One more thing that I am thankful for of late is that the computer center Al founded–formerly known as “The Westminster Hebrew Institute,” but renamed in 2006 ¬†“The J. Alan Groves Center for Advance Biblical Research”–FINALLY received non-profit status a few weeks ago. Hurray! Now at last we can begin fund-raising for the center and hopefully move forward toward further stages of the vision that Al had of using the computer in the study of the ancient Hebrew text. While he was alive the center made great strides and accomplished a great deal that underlies most of the Bible software available today, and he left it in the capable hands of Kirk Lowery, who has done a wonderful job carrying forward that plan. But there is still much more to do that Al envisioned, and at last we can forge ahead on it. Maybe some time later I will post something about what the center is up to and its vision for the near and distant future. In the meantime, if you are interested in that sort of thing, check out the website at www.grovescenter.org.

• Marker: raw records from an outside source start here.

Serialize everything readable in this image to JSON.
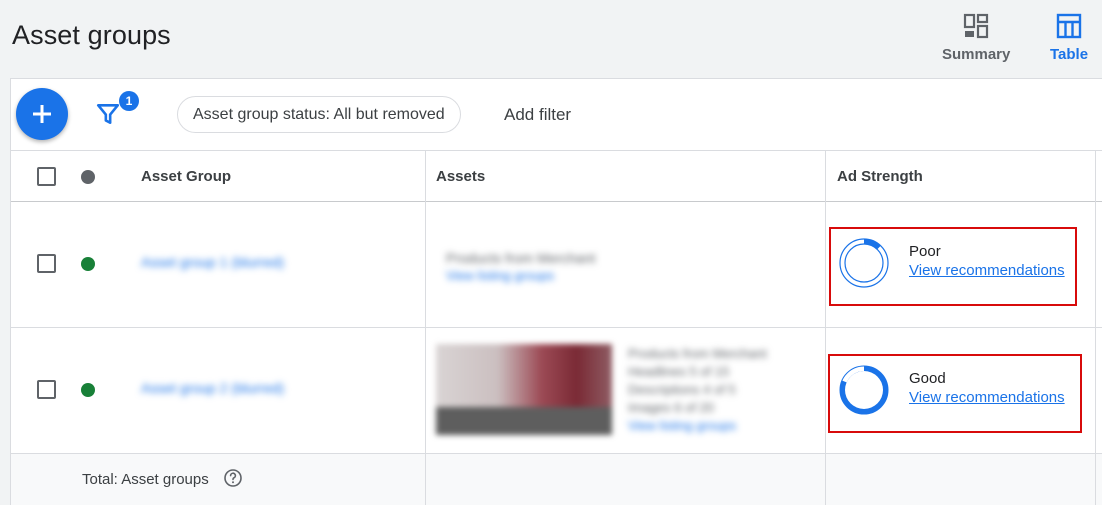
{
  "header": {
    "title": "Asset groups",
    "views": [
      {
        "label": "Summary",
        "icon": "dashboard-icon",
        "active": false
      },
      {
        "label": "Table",
        "icon": "table-icon",
        "active": true
      }
    ],
    "accent_color": "#1a73e8"
  },
  "toolbar": {
    "add_icon": "plus-icon",
    "filter_icon": "filter-icon",
    "filter_count": "1",
    "status_filter": "Asset group status: All but removed",
    "add_filter_label": "Add filter"
  },
  "table": {
    "columns": [
      "Asset Group",
      "Assets",
      "Ad Strength"
    ],
    "rows": [
      {
        "status_color": "#188038",
        "asset_group": "Asset group 1 (blurred)",
        "assets_line1": "Products from Merchant",
        "assets_line2": "View listing groups",
        "ad_strength": "Poor",
        "ad_strength_fill": 0.12,
        "recommendations": "View recommendations"
      },
      {
        "status_color": "#188038",
        "asset_group": "Asset group 2 (blurred)",
        "assets_lines": [
          "Products from Merchant",
          "Headlines     5 of 15",
          "Descriptions  4 of 5",
          "Images         6 of 20",
          "View listing groups"
        ],
        "ad_strength": "Good",
        "ad_strength_fill": 0.8,
        "recommendations": "View recommendations"
      }
    ],
    "total_label": "Total: Asset groups",
    "help_icon": "help-circle-icon"
  }
}
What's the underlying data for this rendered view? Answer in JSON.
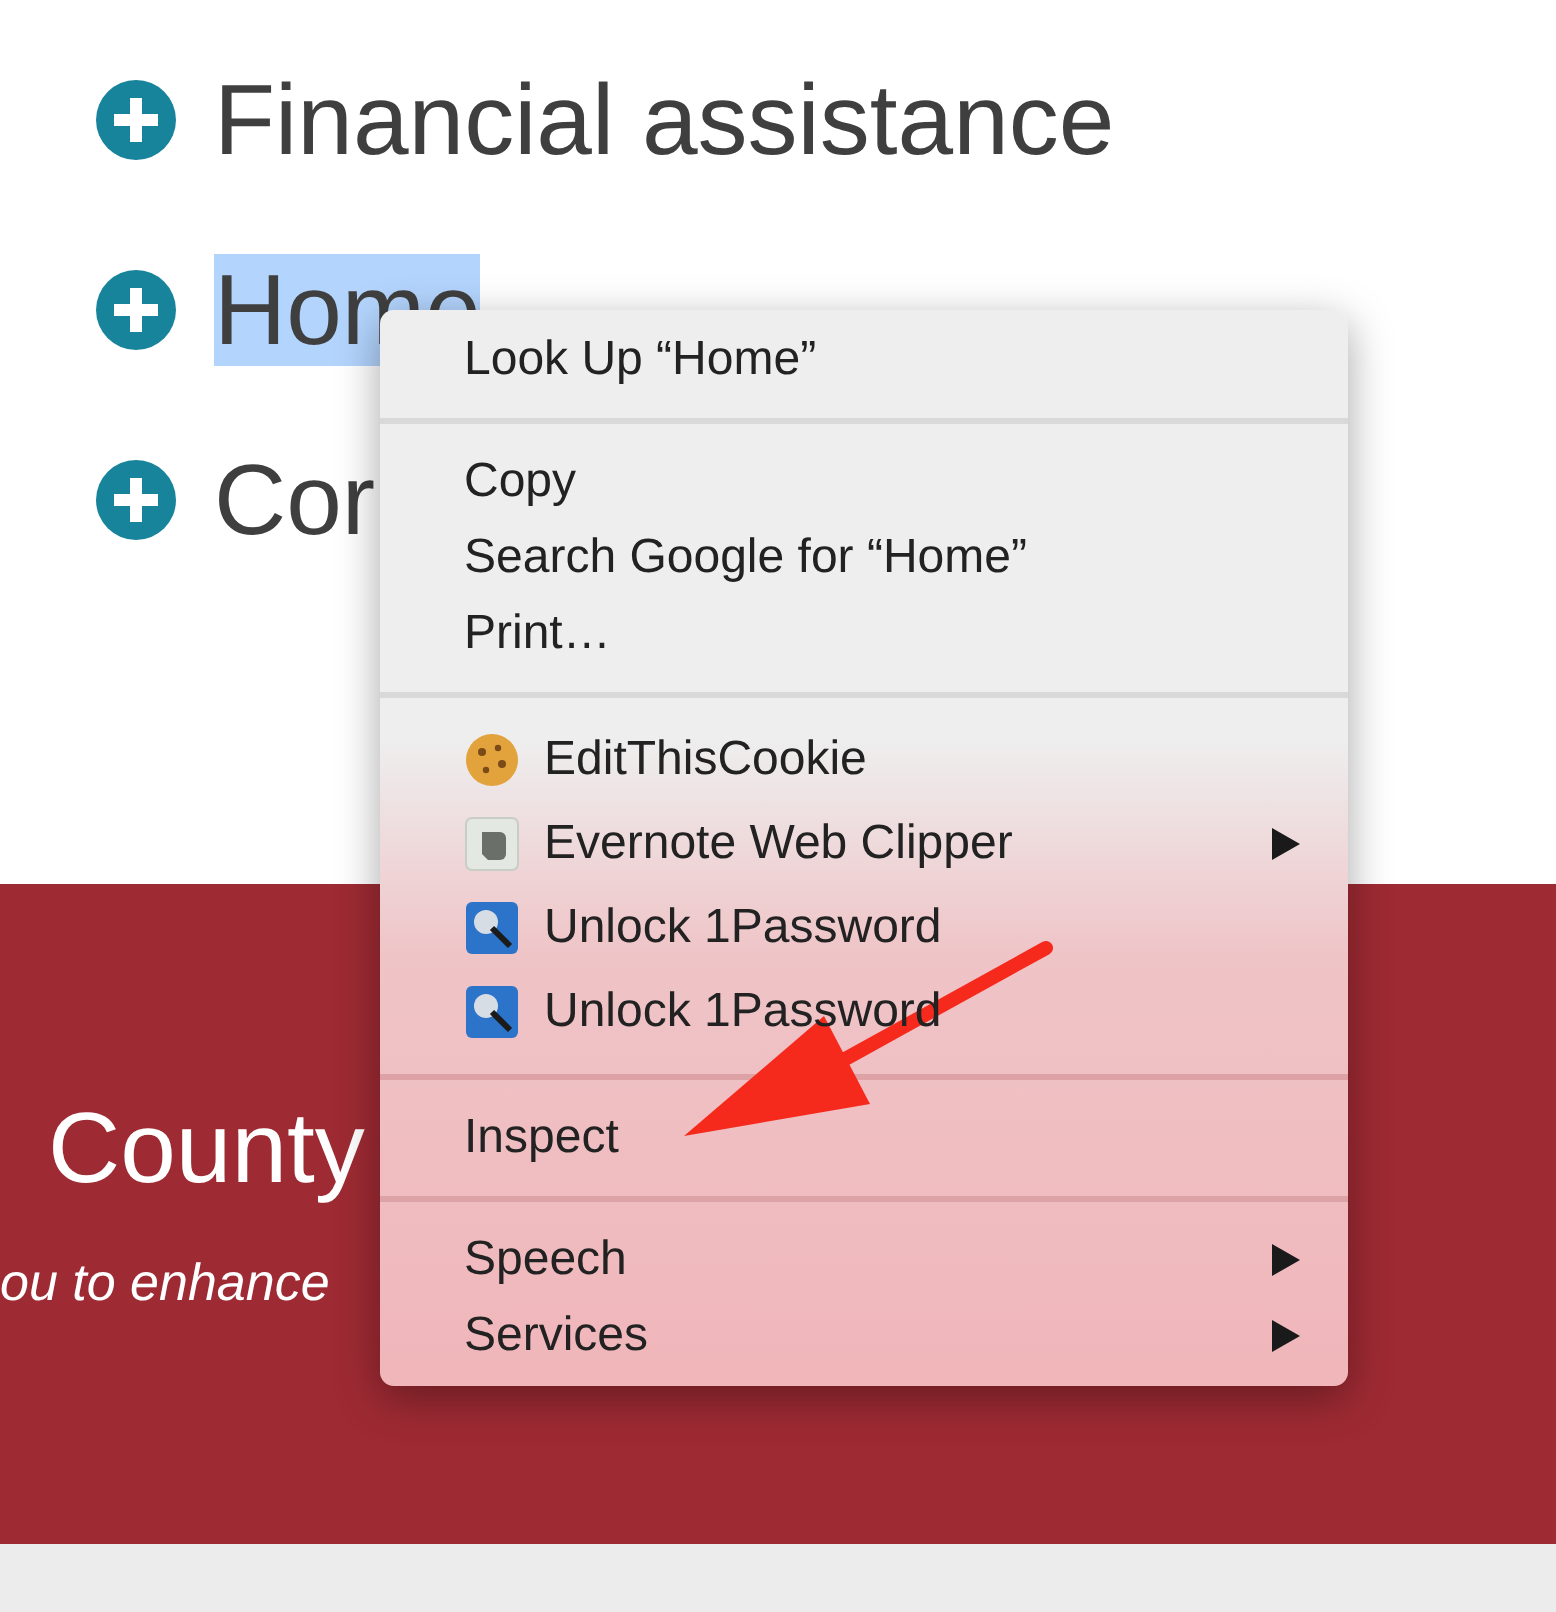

And so, on we go. I assured Al before he died that the Lord would take exquisite care of us, and he certainly has done that and continues to do so. I could not possibly begin to list all our blessings here–not even by category! The Lord has been SO faithful, and tender, and intimately involved in our lives and in caring for our needs of body and soul. Much of that care has come through people who have loved us lavishly as well. We feel surrounded, and supported, and carried.
I could write so many stories of ways that the Lord has been here and has helped me take care of things that I would never have believed I could do as a single woman homeowner–buying a used car, replacing the furnace when it broke, switching electric suppliers, and getting the house insulated, to name just a few. In each case he took care of things in such a way that I never felt that angst, or panic, or alone-ness of being a single woman without a clue. Which is not to deny that I am a single woman without a clue about those sorts of things! But that is precisely the point. Even as such, I have not once felt alone. The Lord has been right here with me, and together we have handled those things. Or more accurately in many cases, he has handled them and I have simply watched. It has truly been amazing.
Well, this update has become very long. Sorry about that. I’ll stop now and pray that wherever you are and whatever path you are walking, the Lord will walk it with you, and you will be aware of his presence alongside you. May you have eyes to see his majesty and may it take your breath away, and may his tender mercy give you strength for the journey.